Biodiversity Council member Professor Sarah Legge said once an invasive pest was wiped from an island, the cost of preventing its return – with biosecurity measures to ban people bringing cats, foxes and other pests ashore – was relatively cheap.
She said the cost of island biosecurity was far cheaper than the alternative on the mainland, where huge fences are erected around bushland reserves to create a sanctuary for endangered species.
“Island eradication is a really great way to secure the future of populations of mammals and seabirds, and it’s very cost-effective. Once the eradication is complete the ongoing cost to maintain it is minimal,” said Legge, a professor of wildlife ecology at the Australian National University.
Queensland University of Technology conservation scientist Dr Justine Shaw said predators such as cats and rats were a greater risk to native animals on islands compared to mainland populations.

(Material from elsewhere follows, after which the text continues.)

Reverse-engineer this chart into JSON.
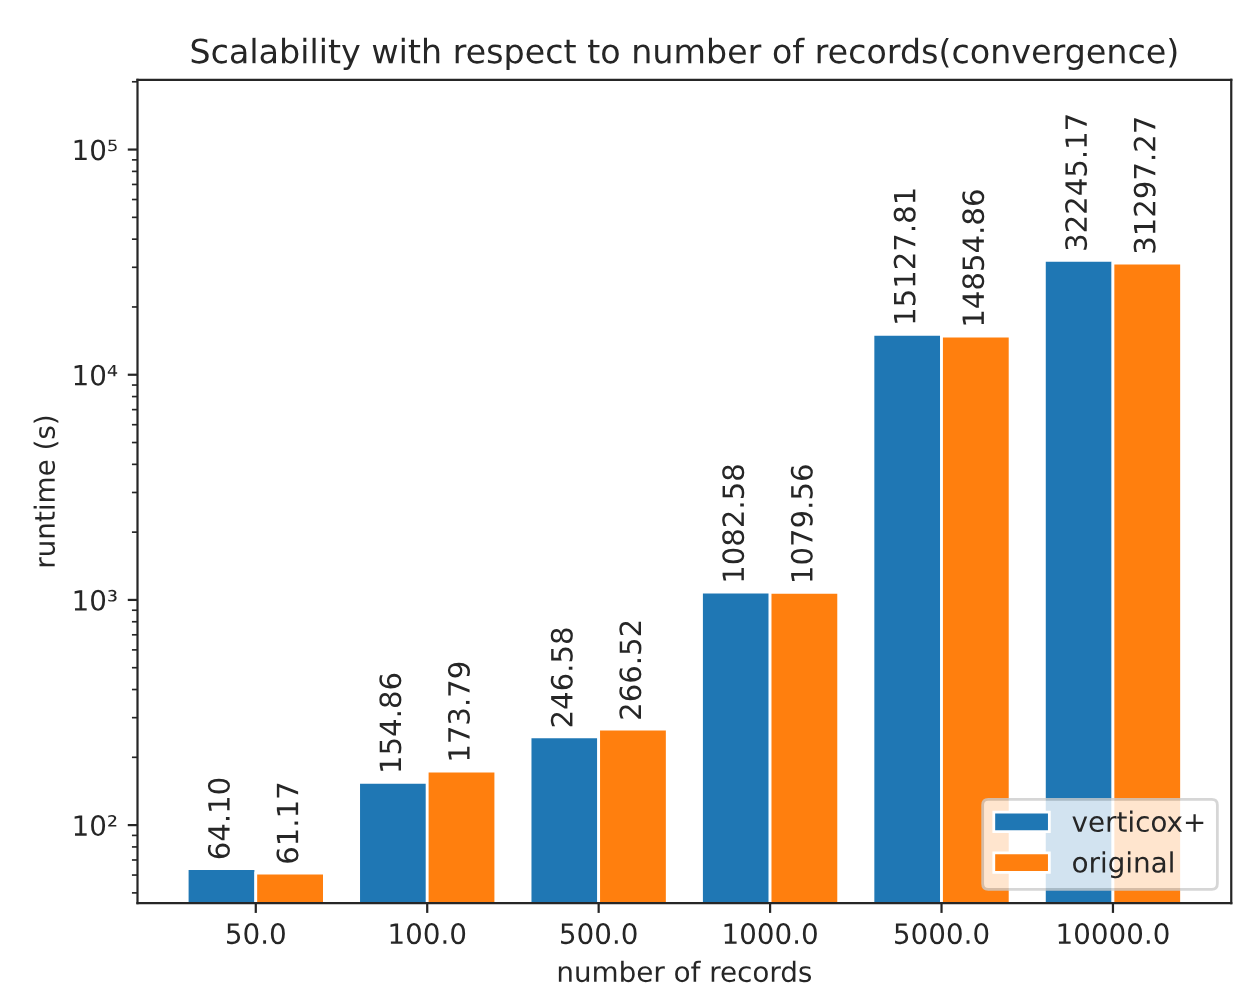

“Islands have boundaries and the animals can’t move or migrate away from their threats,” Shaw said.
“On the mainland, a species like the eastern barred bandicoot, which is a threatened species, will have cats within its range. But because its habitat is widespread, there will be pockets without cats that it can move into to survive.
“But on islands, those boundaries are finite, so there’s only so far they can go to evade invasive species.”